Critical Evaluation: This book was translated from the original German by Laura Watkinson so all of the descriptions, speech and similar elements have been translated to English while writing that is part of the image is still in the original German. To help readers understand what is happening much of this is translated in end notes throughout the book. These end notes also define some terms that US readers may not be familiar with in the English text. While this is useful it does distract a bit from the narrative flow of the story. The story also alternates between different points in time which may confuse some reader as there are no stylistic elements to differentiate time changes and the whole story is told in the past tense. Readers must therefore recognize the difference from visual clues depicting Simon or his parents at a different age.
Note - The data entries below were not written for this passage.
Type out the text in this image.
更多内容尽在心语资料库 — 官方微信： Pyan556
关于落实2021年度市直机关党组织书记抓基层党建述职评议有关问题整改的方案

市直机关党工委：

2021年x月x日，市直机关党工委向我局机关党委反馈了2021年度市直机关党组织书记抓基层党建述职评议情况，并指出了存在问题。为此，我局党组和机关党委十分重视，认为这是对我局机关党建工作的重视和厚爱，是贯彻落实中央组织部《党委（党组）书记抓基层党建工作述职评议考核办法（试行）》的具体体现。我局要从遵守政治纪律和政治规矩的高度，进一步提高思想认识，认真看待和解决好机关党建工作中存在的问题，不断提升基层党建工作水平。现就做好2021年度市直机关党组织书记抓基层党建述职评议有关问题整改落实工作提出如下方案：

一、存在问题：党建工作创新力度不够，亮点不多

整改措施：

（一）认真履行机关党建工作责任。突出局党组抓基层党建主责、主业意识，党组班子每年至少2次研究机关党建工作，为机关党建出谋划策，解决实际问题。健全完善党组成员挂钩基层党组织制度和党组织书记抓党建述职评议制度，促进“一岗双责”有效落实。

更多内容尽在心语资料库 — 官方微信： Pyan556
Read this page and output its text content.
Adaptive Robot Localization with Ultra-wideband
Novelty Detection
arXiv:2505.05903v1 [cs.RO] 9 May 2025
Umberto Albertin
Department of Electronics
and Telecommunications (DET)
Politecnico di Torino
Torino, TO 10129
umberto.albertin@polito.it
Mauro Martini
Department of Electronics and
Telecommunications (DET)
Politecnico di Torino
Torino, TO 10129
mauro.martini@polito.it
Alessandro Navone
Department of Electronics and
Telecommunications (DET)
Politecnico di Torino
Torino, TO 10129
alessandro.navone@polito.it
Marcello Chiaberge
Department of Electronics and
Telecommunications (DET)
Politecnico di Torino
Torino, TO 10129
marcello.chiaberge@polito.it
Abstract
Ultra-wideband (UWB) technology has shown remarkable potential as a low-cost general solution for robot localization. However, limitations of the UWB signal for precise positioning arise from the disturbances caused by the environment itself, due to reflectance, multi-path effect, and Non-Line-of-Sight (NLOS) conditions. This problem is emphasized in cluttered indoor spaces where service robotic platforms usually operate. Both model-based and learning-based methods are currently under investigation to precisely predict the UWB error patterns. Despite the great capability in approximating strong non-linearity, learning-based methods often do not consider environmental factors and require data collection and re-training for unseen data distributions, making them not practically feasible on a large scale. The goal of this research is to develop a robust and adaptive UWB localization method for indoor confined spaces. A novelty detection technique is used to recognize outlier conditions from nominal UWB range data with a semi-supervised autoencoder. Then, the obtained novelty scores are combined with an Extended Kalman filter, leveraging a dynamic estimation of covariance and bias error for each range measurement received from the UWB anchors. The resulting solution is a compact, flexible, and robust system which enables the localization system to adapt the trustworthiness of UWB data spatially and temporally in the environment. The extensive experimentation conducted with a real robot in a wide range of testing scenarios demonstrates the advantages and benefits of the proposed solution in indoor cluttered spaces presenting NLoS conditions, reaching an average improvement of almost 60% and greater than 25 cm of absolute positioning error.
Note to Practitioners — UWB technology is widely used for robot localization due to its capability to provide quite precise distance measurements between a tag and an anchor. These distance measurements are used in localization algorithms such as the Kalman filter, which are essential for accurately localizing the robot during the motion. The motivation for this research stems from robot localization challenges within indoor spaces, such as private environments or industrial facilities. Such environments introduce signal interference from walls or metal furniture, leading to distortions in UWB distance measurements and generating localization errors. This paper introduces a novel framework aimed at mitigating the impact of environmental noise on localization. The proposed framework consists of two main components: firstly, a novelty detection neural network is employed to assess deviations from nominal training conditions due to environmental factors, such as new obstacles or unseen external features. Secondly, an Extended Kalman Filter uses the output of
While some of the narrative dose not flow particularly well the artwork does not suffer from this problem. There are clear differences in how the characters look during the different stages of their lives and generally a pretty clear distinction between East and West Berlin. Other than the cover art, the images in the book are in black and white which adds to the more serious and somber tone of the book.
Reader’s Annotation: This is the story of how Simon’s family risked their lives to move from East Berlin to West Berlin.
Author Information: Simon Schwartz is the author of two award winning graphic novels. He also teaches illustration at Hamburg University of Applied Sciences and has his artwork published regularly in several magazines.
Curriculum Ties: This could be used in studying the cold war and the division of Berlin.
Booktalk Ideas: 1) Which scene in the book do you think was the powerful example of how the Schwartz family was harassed?
2) What differences did you notice between the illustrations of East and West Berlin?
Reading Level & Interest Level: This book is listed as age 12-17 which seems reasonable to me. The book is short and the language is pretty simple so I can see why tween readers would be interested in it. However, I think teen readers will get more out of it and better understand the harassment the parents were facing and how dangerous life really was for them.
Challenge Issues: There is one image of the mother being groped by a government agent as part of the harassment against the family that some parents may object to. This is a powerful image of a factual event that shows readers how dangerous it was for people to try to move away. Further this book has won awards and provides information on an important period of history.
Why is it included?: I think this is a really great example of a book that is for both tween and teen reader but where teen readers are likely to get more out of the book. While some mature middle grade readers may get the full impact of the horror of the harassment the family faced most teens should understand how difficult the decision to immigrate was.